Six word memoir

Homework for the weekend in Intro to creative writing is to write a six word memoir about my New Years and a haiku. I’m a little troubled by the haiku!😱 You write a specific amount of syllables? So I’ve gotta get that one down first but I got my memoir!

“Quiet solitude lead to lazy slumber” Pretty crazy night that was! Lol! After 2017 New Year’s Eve I needed a calm one!

Most of the time I am careful not to make any plans because of momma. She has good days where she’s feeling good enough to get around the house on her own. Also there are bad days when the smallest chore is too much for her. My life is on hold to allow me to be in service to her so I take advantage when she gets the good days.

One such day was New Year’s Eve 2017 (going into 2018) and I was invited to an impromptu party. The hostess was my brothers ex and she is the mother of my niece. I arrived early so that I could help with any last minute details. The hostess of the party (we will call her Pat) and I made a store run for a few things. On the way to the store Pat and I are having small talk.

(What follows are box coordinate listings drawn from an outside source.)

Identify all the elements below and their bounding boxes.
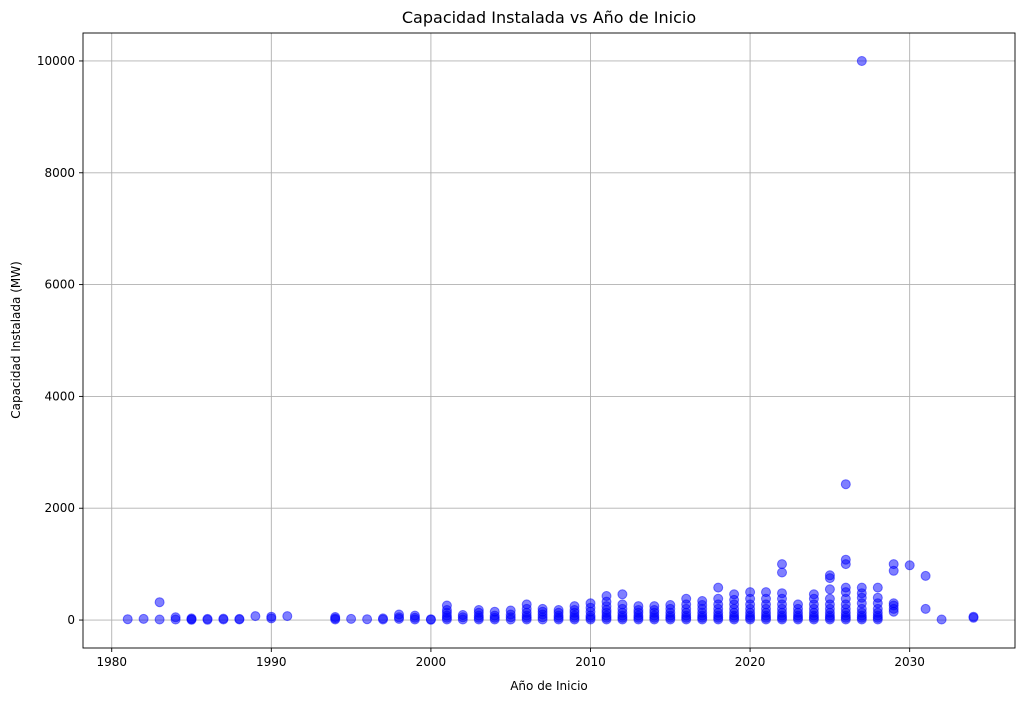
y-tick-label: 6000 bbox=[44, 278, 75, 292]
data-point bbox=[888, 598, 899, 609]
data-point bbox=[154, 597, 165, 608]
data-points bbox=[122, 56, 979, 625]
data-point bbox=[457, 610, 468, 620]
data-point bbox=[824, 584, 835, 595]
data-point bbox=[745, 587, 756, 598]
data-point bbox=[777, 567, 787, 578]
data-point bbox=[394, 609, 404, 620]
data-point bbox=[250, 611, 261, 622]
data-point bbox=[824, 570, 835, 581]
data-point bbox=[856, 56, 867, 66]
data-point bbox=[138, 613, 149, 624]
data-point bbox=[282, 611, 293, 622]
data-point bbox=[346, 613, 357, 624]
data-point bbox=[729, 589, 740, 600]
data-point bbox=[521, 599, 532, 610]
data-point bbox=[409, 610, 420, 621]
x-tick-label: 2020 bbox=[735, 655, 766, 669]
data-point bbox=[633, 601, 644, 612]
data-point bbox=[777, 588, 787, 599]
x-axis-label: Año de Inicio bbox=[510, 679, 588, 693]
data-point bbox=[122, 614, 133, 625]
data-point bbox=[202, 613, 213, 624]
data-point bbox=[872, 582, 883, 593]
x-axis-ticks: 1980 1990 2000 2010 2020 2030 bbox=[96, 648, 925, 669]
chart-title: Capacidad Instalada vs Año de Inicio bbox=[402, 8, 696, 27]
data-point bbox=[920, 570, 931, 581]
data-point bbox=[777, 559, 787, 570]
data-point bbox=[473, 605, 484, 615]
data-point bbox=[856, 582, 867, 593]
data-point bbox=[872, 592, 883, 603]
y-tick-label: 2000 bbox=[44, 501, 75, 515]
plot-frame bbox=[82, 32, 1016, 649]
data-point bbox=[824, 593, 835, 604]
data-point bbox=[505, 605, 516, 616]
data-point bbox=[840, 479, 851, 490]
data-point bbox=[840, 554, 851, 565]
data-point bbox=[936, 614, 947, 625]
x-tick-label: 2000 bbox=[416, 655, 447, 669]
data-point bbox=[585, 598, 596, 609]
y-tick-label: 0 bbox=[67, 613, 75, 627]
data-point bbox=[378, 613, 388, 624]
y-tick-label: 10000 bbox=[37, 54, 75, 68]
x-tick-label: 1990 bbox=[256, 655, 287, 669]
x-tick-label: 1980 bbox=[96, 655, 127, 669]
data-point bbox=[665, 600, 676, 610]
data-point bbox=[569, 601, 580, 612]
data-point bbox=[681, 593, 692, 604]
data-point bbox=[330, 612, 341, 622]
data-point bbox=[489, 606, 500, 617]
data-point bbox=[808, 589, 819, 600]
data-point bbox=[888, 559, 899, 570]
data-point bbox=[920, 603, 931, 614]
data-point bbox=[362, 614, 373, 625]
data-point bbox=[617, 589, 628, 600]
data-point bbox=[617, 599, 628, 610]
data-point bbox=[441, 600, 452, 611]
data-point bbox=[904, 560, 915, 571]
data-point bbox=[154, 614, 165, 625]
x-tick-label: 2030 bbox=[894, 655, 925, 669]
x-tick-label: 2010 bbox=[575, 655, 606, 669]
data-point bbox=[537, 603, 548, 614]
y-tick-label: 8000 bbox=[44, 166, 75, 180]
data-point bbox=[425, 614, 436, 625]
data-point bbox=[968, 611, 979, 622]
data-point bbox=[713, 582, 724, 593]
data-point bbox=[761, 587, 771, 598]
data-point bbox=[170, 612, 181, 623]
data-point bbox=[840, 582, 851, 593]
data-point bbox=[553, 605, 564, 615]
data-point bbox=[713, 593, 724, 604]
data-point bbox=[649, 601, 660, 612]
data-point bbox=[697, 596, 708, 606]
data-point bbox=[218, 613, 229, 624]
data-point bbox=[793, 599, 803, 610]
data-point bbox=[601, 591, 612, 601]
y-axis-label: Capacidad Instalada (MW) bbox=[9, 261, 23, 419]
y-tick-label: 4000 bbox=[44, 389, 75, 403]
data-point bbox=[266, 611, 277, 622]
data-point bbox=[234, 613, 245, 624]
data-point bbox=[186, 613, 197, 624]
y-axis-ticks: 0 2000 4000 6000 8000 10000 bbox=[37, 54, 83, 627]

I don’t know how we got on the subject of sex but we did. Pat is like 5 years older than me I think and she was complaining of menopausal symptoms. Basically she lost her libido.

I remember when she was younger she was very free with her sexuality and had no shame. Pat and her husband (we will call him George) had been married some 20 years or more. They had a rough start and middle in their marriage. Infidelities and mistrust was a sad staple in the cupboard of that relationship. I don’t know who did the most cheating. They both were pretty tough as far as that goes. Anyway, fast forward to New Year’s Eve and add me to the mix. You should know that Pat is like a sister to me. I met her when I was 12 years old. During her relationship with my brother she moved into my parents home and lived with us. Pat and I were close enough in age to get caught stealing out of a local department store. We had a relationship where for a while I did look up to her like a big sister. So my last New Year’s Eve evening went like the following.

Im standing in the alley with my brother and George. It’s about that time of day where the sky seems to grey and the light of day is fading. Loud music fills the air with the swoosh of the kitchen door opening, simultaneously I take my last drag off my cigarette and flick it into the alley. While in the motion of flicking my cigarette I turn to my left (towards Georges direction) in order to head back inside the home.

At the same time Pat is coming through that door that leads from the kitchen to the alley where we were all three of us (me, brother and George) were smoking. The beats and Lil John screaming “Yeah!” came from inside riding her tail as she headed outside towards the alley. Now my guess is, because of the incredible amount of mistrust that is set up between Pat and George anything is possible with me around.

Pat didn’t trust George and me being around would be too big of a temptation for him. She knew he would hit on me.

Later on in the evening at about 11:45 pm I am minding my own business standing in the front of the home smoking when Pat joins me outside. Pat has consumed at least 2-3 whole champagne bottles by now! Pat slurs her words but gets them out clear enough for me to hear her say, “Are you fuccin my husband?” Caught way off guard I stuttered and denied it! “No! I wouldn’t do that to myself or you!” “Has he ever hit on you?” Pat asked.

Why the fucc would I answer that question truthfully? Pat knew that George was whorish! Of course he hit on me! What I wanna know is why aren’t you more concerned with my reaction?

If I say that I never screwed him why should it matter whether he hit on me or not? It’s obvious that if he had it failed, because I didn’t fucc him!

Now at this time I didn’t own a car. My niece (Pat’s daughter) lives a few doors down. After kindly relieving myself of Pats presence I ask my niece for her key. Whats up? She says. I give her the rundown of the last 15 minutes of drama and she cussed! “Shit like this is the reason that I don’t come down here!” She continues “As soon as that ball drop we’ going back to my house!” “She worried about you, and she needs to be worried about Susan in there!” My niece goes back in the house to watch the ball drop, and I wait outside. By this time, I am doing some mental mathematics inside my head. I’m thinking about how this will be the last time I darken this door step. I know how to stay out of trouble!

It hurts to have her accuse me that way. I wouldn’t ever cross that linr. I haven’t seen Pat or George since that day. It is now January 27, 2019 and you would not believe how far she’s gone with her insinuations!